There are different ways to provide such a service. One type works as a dialog system, like a chat-bot, which interacts with the user, with both questions and answers in plain English. A different variation would be to have the user specify questions in English, but return snippets from Wikipedia as answers, instead of automatically formulated text. In our Airbus example, the system would quote a line from a table of Wikipedia which contains the right information. Other times a single paragraph would be returned. This might be easier to implement while less error prone than the first type of system.

While this capability is part of existing search engines, I think there is a business case for a separate product. A dedicated Question Answering system could enter into an interaction with the user and extract more information about what they are looking for than a keyword-based search. Users who are less capable at interacting with IT systems would find such a QA system easier to use, in part because they would no longer have to interpret result pages themselves.

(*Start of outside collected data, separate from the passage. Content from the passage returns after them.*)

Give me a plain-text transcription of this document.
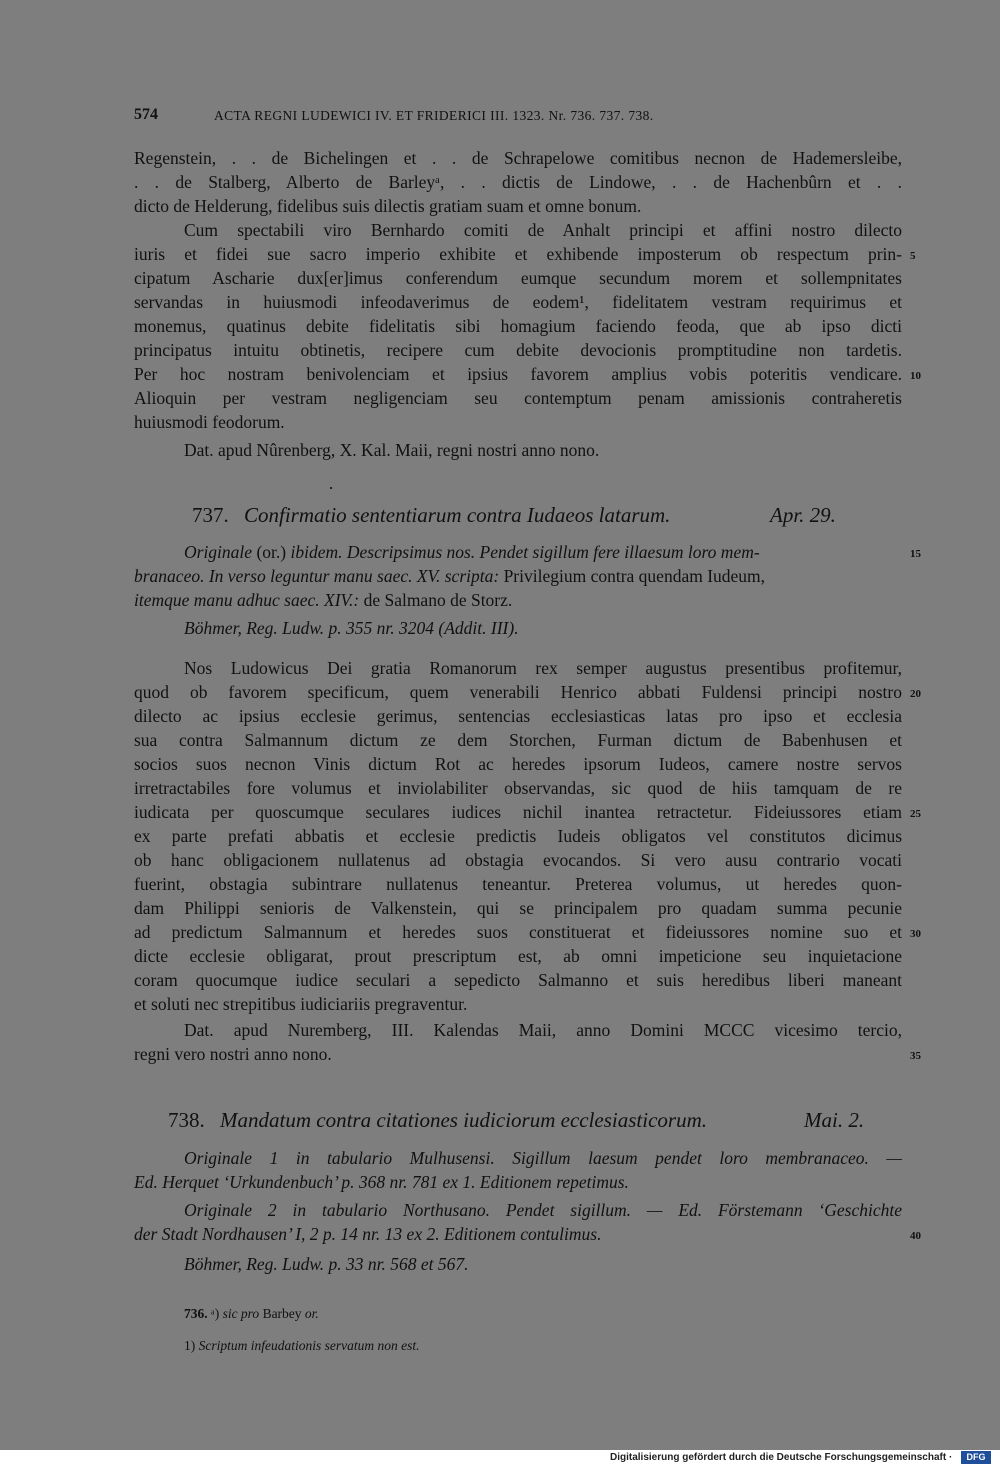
574	ACTA REGNI LUDEWICI IV. ET FRIDERICI III. 1323. Nr. 736. 737. 738.
Regenstein, . . de Bichelingen et . . de Schrapelowe comitibus necnon de Hademersleibe,
. . de Stalberg, Alberto de Barleyᵃ, . . dictis de Lindowe, . . de Hachenbûrn et . .
dicto de Helderung, fidelibus suis dilectis gratiam suam et omne bonum.
Cum spectabili viro Bernhardo comiti de Anhalt principi et affini nostro dilecto
iuris et fidei sue sacro imperio exhibite et exhibende imposterum ob respectum prin- 5
cipatum Ascharie dux[er]imus conferendum eumque secundum morem et sollempnitates
servandas in huiusmodi infeodaverimus de eodem¹, fidelitatem vestram requirimus et
monemus, quatinus debite fidelitatis sibi homagium faciendo feoda, que ab ipso dicti
principatus intuitu obtinetis, recipere cum debite devocionis promptitudine non tardetis.
Per hoc nostram benivolenciam et ipsius favorem amplius vobis poteritis vendicare. 10
Alioquin per vestram negligenciam seu contemptum penam amissionis contraheretis
huiusmodi feodorum.
Dat. apud Nûrenberg, X. Kal. Maii, regni nostri anno nono.
737. Confirmatio sententiarum contra Iudaeos latarum.	Apr. 29.
Originale (or.) ibidem. Descripsimus nos. Pendet sigillum fere illaesum loro mem-	15
branaceo. In verso leguntur manu saec. XV. scripta: Privilegium contra quendam Iudeum,
itemque manu adhuc saec. XIV.: de Salmano de Storz.
Böhmer, Reg. Ludw. p. 355 nr. 3204 (Addit. III).
Nos Ludowicus Dei gratia Romanorum rex semper augustus presentibus profitemur,
quod ob favorem specificum, quem venerabili Henrico abbati Fuldensi principi nostro 20
dilecto ac ipsius ecclesie gerimus, sentencias ecclesiasticas latas pro ipso et ecclesia
sua contra Salmannum dictum ze dem Storchen, Furman dictum de Babenhusen et
socios suos necnon Vinis dictum Rot ac heredes ipsorum Iudeos, camere nostre servos
irretractabiles fore volumus et inviolabiliter observandas, sic quod de hiis tamquam de re
iudicata per quoscumque seculares iudices nichil inantea retractetur. Fideiussores etiam 25
ex parte prefati abbatis et ecclesie predictis Iudeis obligatos vel constitutos dicimus
ob hanc obligacionem nullatenus ad obstagia evocandos. Si vero ausu contrario vocati
fuerint, obstagia subintrare nullatenus teneantur. Preterea volumus, ut heredes quon-
dam Philippi senioris de Valkenstein, qui se principalem pro quadam summa pecunie
ad predictum Salmannum et heredes suos constituerat et fideiussores nomine suo et 30
dicte ecclesie obligarat, prout prescriptum est, ab omni impeticione seu inquietacione
coram quocumque iudice seculari a sepedicto Salmanno et suis heredibus liberi maneant
et soluti nec strepitibus iudiciariis pregraventur.
Dat. apud Nuremberg, III. Kalendas Maii, anno Domini MCCC vicesimo tercio,
regni vero nostri anno nono.	35
738. Mandatum contra citationes iudiciorum ecclesiasticorum.	Mai. 2.
Originale 1 in tabulario Mulhusensi. Sigillum laesum pendet loro membranaceo. —
Ed. Herquet ‘Urkundenbuch’ p. 368 nr. 781 ex 1. Editionem repetimus.
Originale 2 in tabulario Northusano. Pendet sigillum. — Ed. Förstemann ‘Geschichte
der Stadt Nordhausen’ I, 2 p. 14 nr. 13 ex 2. Editionem contulimus.	40
Böhmer, Reg. Ludw. p. 33 nr. 568 et 567.
736. ᵃ) sic pro Barbey or.
1) Scriptum infeudationis servatum non est.
Digitalisierung gefördert durch die Deutsche Forschungsgemeinschaft ·	DFG
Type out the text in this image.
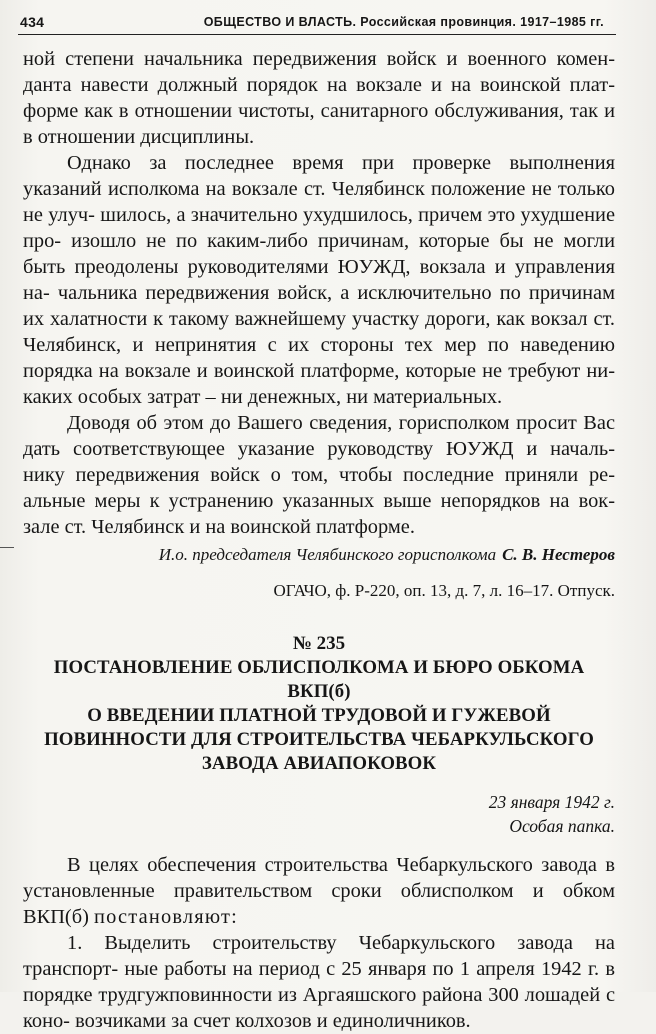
434	ОБЩЕСТВО И ВЛАСТЬ. Российская провинция. 1917–1985 гг.

ной степени начальника передвижения войск и военного комен- данта навести должный порядок на вокзале и на воинской плат- форме как в отношении чистоты, санитарного обслуживания, так и в отношении дисциплины.

Однако за последнее время при проверке выполнения указаний исполкома на вокзале ст. Челябинск положение не только не улуч- шилось, а значительно ухудшилось, причем это ухудшение про- изошло не по каким-либо причинам, которые бы не могли быть преодолены руководителями ЮУЖД, вокзала и управления на- чальника передвижения войск, а исключительно по причинам их халатности к такому важнейшему участку дороги, как вокзал ст. Челябинск, и непринятия с их стороны тех мер по наведению порядка на вокзале и воинской платформе, которые не требуют ни- каких особых затрат – ни денежных, ни материальных.

Доводя об этом до Вашего сведения, горисполком просит Вас дать соответствующее указание руководству ЮУЖД и началь- нику передвижения войск о том, чтобы последние приняли ре- альные меры к устранению указанных выше непорядков на вок- зале ст. Челябинск и на воинской платформе.

И.о. председателя Челябинского горисполкома С. В. Нестеров
ОГАЧО, ф. Р-220, оп. 13, д. 7, л. 16–17. Отпуск.
№ 235
ПОСТАНОВЛЕНИЕ ОБЛИСПОЛКОМА И БЮРО ОБКОМА ВКП(б)
О ВВЕДЕНИИ ПЛАТНОЙ ТРУДОВОЙ И ГУЖЕВОЙ
ПОВИННОСТИ ДЛЯ СТРОИТЕЛЬСТВА ЧЕБАРКУЛЬСКОГО
ЗАВОДА АВИАПОКОВОК
23 января 1942 г.
Особая папка.

В целях обеспечения строительства Чебаркульского завода в установленные правительством сроки облисполком и обком ВКП(б) постановляют:

1. Выделить строительству Чебаркульского завода на транспорт- ные работы на период с 25 января по 1 апреля 1942 г. в порядке трудгужповинности из Аргаяшского района 300 лошадей с коно- возчиками за счет колхозов и единоличников.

While this idea requires advanced NLP algorithms to work, the theory is established enough to be covered in main textbooks on NLP and should be accessible to competent engineers in the field. The hardest part aside from these NLP algorithms is probably properly parsing Wikipedia. While the content dumps of Wikipedia, which can be downloaded, are an XML file, most of Wikipedia is marked up in so-called Wikitext, for which there are many half-baked parsers, but no mature one which works reliably in all cases. But the syntax of Wikitext is public knowledge, so creating a good parser for the project should be possible.

This idea could be a starting point for a different type of search interface, to at some point replace incumbent search engines.